L’ambiguïté et la légende ont toujours accompagné le personnage. Ce qui est hors de doute, c’est qu’il a séjourné pendant son enfance et sa première jeunesse aux alentours du Mercado del Abasto. L’a on le nommait el Morocho del Abasto, expression affective, à peu près comme mignon. Mais il a demeuré aussi à Montevideo.
Chanteur à la voix exceptionnelle, aux registres lyrics, du débout il a été attiré d’abord par les chansons du folklore de la Pampa, après par le tango. Faut dire qu’auparavant, avant l’enregistrement des chansons, les chanteurs chantaient sur des mélodies, des paroles selon leur inspiration. Sauf dans les opéras ou tout était absolument réglé.

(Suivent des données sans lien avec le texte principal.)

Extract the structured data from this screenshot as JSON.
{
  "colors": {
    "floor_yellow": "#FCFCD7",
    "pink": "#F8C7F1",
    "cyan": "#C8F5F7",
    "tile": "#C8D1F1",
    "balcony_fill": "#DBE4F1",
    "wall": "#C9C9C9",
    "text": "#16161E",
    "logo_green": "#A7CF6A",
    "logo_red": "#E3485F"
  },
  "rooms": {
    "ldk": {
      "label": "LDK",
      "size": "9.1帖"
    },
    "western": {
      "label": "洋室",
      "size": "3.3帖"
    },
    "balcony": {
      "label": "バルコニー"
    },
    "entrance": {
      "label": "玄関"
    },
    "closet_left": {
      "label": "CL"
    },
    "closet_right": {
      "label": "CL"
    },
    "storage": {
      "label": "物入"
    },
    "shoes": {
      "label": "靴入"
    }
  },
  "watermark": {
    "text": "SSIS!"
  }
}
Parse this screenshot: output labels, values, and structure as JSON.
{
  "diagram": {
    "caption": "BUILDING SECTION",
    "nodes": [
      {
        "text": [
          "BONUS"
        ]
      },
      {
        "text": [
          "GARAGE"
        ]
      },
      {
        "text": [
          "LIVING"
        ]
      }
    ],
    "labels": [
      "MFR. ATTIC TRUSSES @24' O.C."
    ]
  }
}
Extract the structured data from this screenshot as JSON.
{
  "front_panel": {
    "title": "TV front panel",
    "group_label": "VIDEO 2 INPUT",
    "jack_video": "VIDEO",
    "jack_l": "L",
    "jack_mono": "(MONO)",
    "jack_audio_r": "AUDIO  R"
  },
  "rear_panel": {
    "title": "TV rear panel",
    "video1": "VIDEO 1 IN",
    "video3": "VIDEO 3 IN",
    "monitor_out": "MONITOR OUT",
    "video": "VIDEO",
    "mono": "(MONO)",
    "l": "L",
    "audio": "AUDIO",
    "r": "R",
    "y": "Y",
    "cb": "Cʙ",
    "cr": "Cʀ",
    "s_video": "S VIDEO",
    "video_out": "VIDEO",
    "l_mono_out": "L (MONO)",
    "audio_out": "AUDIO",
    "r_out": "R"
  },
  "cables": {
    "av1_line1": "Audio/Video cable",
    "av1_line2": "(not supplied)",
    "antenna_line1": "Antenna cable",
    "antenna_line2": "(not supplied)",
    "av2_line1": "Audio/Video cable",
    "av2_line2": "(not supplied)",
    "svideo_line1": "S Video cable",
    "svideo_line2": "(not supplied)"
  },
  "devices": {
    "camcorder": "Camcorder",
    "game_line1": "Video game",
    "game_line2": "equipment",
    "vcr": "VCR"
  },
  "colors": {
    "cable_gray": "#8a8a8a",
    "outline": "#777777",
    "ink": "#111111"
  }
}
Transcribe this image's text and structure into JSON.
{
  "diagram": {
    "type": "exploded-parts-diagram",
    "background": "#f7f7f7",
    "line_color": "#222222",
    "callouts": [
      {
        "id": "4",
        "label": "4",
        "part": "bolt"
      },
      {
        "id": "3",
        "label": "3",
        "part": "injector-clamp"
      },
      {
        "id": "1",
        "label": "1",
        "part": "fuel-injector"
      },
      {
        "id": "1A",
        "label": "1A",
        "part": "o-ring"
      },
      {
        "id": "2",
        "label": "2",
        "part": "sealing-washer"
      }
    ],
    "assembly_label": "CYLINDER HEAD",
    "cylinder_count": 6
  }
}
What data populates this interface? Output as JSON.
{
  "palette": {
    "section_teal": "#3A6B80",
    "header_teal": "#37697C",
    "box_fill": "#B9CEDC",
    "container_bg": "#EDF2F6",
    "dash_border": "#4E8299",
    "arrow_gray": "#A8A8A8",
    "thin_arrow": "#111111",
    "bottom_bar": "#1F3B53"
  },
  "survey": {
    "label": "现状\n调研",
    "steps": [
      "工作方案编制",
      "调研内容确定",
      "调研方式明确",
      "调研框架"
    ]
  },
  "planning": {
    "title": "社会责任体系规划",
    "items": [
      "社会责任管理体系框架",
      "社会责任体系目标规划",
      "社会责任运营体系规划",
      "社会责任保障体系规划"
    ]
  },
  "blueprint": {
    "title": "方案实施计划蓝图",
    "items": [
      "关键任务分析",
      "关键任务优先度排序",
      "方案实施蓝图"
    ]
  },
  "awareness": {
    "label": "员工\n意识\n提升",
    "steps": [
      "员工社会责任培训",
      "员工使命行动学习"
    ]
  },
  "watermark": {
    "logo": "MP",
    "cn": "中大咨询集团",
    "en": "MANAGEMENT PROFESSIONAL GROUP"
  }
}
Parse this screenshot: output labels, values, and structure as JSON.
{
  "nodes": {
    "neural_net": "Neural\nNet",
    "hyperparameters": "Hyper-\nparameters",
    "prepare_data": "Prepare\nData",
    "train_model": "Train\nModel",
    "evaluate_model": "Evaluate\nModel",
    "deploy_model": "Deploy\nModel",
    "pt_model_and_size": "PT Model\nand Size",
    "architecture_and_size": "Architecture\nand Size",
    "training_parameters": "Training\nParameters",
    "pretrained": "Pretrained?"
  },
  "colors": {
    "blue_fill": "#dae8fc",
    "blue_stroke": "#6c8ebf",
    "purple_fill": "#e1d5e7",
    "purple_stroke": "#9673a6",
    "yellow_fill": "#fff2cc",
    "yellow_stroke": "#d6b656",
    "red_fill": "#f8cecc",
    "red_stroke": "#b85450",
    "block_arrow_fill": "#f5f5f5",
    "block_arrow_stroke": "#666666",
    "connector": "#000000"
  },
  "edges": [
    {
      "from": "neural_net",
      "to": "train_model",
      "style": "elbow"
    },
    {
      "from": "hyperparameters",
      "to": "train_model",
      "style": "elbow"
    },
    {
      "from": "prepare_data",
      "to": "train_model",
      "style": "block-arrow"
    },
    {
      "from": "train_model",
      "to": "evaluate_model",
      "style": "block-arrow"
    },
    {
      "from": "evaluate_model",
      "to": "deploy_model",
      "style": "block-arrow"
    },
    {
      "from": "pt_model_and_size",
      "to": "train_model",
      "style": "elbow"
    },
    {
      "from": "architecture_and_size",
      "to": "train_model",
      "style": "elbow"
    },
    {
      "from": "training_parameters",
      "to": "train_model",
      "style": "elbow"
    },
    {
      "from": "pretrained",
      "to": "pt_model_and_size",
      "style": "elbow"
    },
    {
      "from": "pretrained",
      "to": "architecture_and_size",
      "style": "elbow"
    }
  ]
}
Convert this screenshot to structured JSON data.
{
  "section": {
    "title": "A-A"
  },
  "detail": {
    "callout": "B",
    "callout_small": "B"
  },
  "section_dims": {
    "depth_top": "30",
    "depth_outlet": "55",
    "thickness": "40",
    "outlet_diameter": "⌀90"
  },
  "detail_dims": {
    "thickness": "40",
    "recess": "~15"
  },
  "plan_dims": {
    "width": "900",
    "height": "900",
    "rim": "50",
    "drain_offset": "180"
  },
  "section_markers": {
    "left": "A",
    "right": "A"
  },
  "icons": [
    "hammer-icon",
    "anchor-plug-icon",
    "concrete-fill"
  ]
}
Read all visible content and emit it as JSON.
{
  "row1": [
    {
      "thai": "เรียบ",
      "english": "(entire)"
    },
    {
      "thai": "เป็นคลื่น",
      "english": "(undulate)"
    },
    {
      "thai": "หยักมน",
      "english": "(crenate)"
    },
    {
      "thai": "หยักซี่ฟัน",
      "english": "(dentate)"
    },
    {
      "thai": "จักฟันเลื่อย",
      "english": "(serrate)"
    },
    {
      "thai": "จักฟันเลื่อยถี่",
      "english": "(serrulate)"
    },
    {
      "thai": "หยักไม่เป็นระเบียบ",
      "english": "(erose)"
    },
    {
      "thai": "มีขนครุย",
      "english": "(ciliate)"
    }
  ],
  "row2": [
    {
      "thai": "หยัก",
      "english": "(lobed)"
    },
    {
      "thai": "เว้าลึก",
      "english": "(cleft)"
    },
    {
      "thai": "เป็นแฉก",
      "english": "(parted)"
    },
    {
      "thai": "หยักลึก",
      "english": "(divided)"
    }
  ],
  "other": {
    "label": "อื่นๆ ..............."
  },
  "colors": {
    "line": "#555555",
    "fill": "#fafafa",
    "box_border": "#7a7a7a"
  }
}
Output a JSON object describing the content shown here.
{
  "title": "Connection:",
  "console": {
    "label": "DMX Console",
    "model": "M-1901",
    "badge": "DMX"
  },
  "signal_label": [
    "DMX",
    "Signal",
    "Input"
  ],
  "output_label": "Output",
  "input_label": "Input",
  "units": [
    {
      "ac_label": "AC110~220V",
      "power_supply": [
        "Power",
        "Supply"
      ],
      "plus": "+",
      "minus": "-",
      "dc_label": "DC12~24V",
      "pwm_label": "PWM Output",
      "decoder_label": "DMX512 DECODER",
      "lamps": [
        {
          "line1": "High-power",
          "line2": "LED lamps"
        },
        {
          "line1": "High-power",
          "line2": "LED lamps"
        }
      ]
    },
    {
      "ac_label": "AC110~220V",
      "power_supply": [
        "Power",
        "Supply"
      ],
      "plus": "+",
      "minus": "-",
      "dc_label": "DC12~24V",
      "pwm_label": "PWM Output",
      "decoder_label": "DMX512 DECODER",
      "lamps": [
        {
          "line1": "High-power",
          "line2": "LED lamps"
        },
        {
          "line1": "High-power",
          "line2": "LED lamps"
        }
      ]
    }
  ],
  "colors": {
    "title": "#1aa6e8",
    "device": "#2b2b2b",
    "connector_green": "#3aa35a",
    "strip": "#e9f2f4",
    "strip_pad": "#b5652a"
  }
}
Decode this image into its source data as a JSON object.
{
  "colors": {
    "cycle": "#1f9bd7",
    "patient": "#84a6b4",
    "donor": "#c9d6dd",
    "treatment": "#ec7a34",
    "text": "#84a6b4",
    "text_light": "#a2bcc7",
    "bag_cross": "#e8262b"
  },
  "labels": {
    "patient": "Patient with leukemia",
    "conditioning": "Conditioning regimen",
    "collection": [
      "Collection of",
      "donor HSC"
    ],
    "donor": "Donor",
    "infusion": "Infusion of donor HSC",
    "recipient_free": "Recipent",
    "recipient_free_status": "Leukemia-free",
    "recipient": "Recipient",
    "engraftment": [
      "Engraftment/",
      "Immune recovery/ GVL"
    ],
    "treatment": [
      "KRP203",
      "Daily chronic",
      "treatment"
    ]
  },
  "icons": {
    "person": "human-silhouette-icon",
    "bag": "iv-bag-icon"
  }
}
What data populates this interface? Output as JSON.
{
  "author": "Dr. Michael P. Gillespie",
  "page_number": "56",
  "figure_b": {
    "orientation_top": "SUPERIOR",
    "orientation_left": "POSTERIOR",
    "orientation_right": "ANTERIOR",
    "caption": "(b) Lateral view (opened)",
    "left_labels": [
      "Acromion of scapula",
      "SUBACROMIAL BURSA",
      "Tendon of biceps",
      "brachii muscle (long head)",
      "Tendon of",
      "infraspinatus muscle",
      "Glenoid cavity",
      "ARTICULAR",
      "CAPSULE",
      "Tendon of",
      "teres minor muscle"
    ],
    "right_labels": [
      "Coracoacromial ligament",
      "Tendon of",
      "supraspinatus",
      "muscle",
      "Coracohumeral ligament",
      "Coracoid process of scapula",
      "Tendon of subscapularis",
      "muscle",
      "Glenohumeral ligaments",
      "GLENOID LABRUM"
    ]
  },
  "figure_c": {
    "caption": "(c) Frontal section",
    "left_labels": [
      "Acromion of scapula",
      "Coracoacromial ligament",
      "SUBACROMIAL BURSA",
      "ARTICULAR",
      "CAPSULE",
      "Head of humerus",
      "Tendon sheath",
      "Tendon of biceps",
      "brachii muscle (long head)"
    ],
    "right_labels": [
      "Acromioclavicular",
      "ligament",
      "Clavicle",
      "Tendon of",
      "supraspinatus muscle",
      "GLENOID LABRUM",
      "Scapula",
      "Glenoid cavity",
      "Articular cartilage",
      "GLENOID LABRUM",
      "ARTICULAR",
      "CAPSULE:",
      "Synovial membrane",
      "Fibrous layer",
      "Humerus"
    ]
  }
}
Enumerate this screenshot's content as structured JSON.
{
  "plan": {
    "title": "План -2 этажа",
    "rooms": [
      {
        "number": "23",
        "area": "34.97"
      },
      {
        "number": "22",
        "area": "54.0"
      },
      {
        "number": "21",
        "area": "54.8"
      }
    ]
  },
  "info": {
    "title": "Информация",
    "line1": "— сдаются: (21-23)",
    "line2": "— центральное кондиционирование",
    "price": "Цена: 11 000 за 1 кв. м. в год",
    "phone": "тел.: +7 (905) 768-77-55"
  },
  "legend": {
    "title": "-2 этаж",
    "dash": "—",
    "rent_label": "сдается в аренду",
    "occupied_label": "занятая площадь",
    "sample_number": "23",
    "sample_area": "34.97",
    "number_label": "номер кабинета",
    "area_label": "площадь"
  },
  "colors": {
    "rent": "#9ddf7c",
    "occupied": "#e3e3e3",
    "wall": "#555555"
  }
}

Et la révolution se produit. Samuel Castriota, était un compositeur de tango. Il écrit un tango instrumental nommé Lita. Pascual Contursi, devenu parolier, a l’idée d’ajouter des paroles au tango Mi Noche Triste. Carlos Gardel, le mage, envisage l’avenir et décide non seulement le chanter, mais l’enregistrer. C’est la première chanson enregistrée du monde. Cela aujourd´hui paraît une évidence mais c’était une nouveauté : une musique et des paroles, toujours les mêmes, unies par un titre.
Tous ceux qui ont écrit sur lui, soit parce qu’ils l’ont connu, soit parce que ceux qui l’ont connu leurs ont appris, avouent qu’il était généreux, noble, ayant un grand sens de la philanthropie. Il ne se vantait jamais d’aider les autres. Tout qu’il avait réussi dans la vie ; jamais il n’oubliait ses humbles origines. Outre que sa voix superbe et sa façon d’interpréter le tango, il était aimé de tous. Outre que le meilleur chanteur du tango, il était le tango même. Cela il l’avait envisagé déjà quand il avouait que les applaudissements n’étaient pas pour lui, mais pour l’art populaire de son peuple que par un pur hasard joyeux, il avait eu la chance de représenter.
À l’époque où personne ne voyageait, il a voyagé partout. Les pays de l’Amérique du sud, les États-Unis, L’Europe… Il s’est produit sur la scène de Paris, sur les cabarets de la Côte d’Azur, Barcelone, etc. À l’époque où personne n’enregistrait, il a enregistré plus de 1000 chansons en vingt ans, dont la plupart tangos, mais aussi des vals, milongas, chansons de la Pampa, Fox trot, même jota.
Il apportait la voix mais aussi quelques paroles et quelques musiques. Il y a quelques partitions signées Gardel, mais il ne savait pas écrire musique. Il tambourinait des doigts, fredonnait les rythmes et quelqu’un écrivait.
Le tango comme l’on a dit est mélancolie, tristesse, cafard… Il exprimait magistralement ces sentiments, mais selon l’avis de celui qui vous parle, il y avait dans sa voix, toujours un peu caché, une certaine allégresse, une espérance. Gardel comme disent les porteños, chante chaque jour mieux.
Il est mort dans un accident d’aviation à Medellín en Colombie. Il n’avait que 45 ans.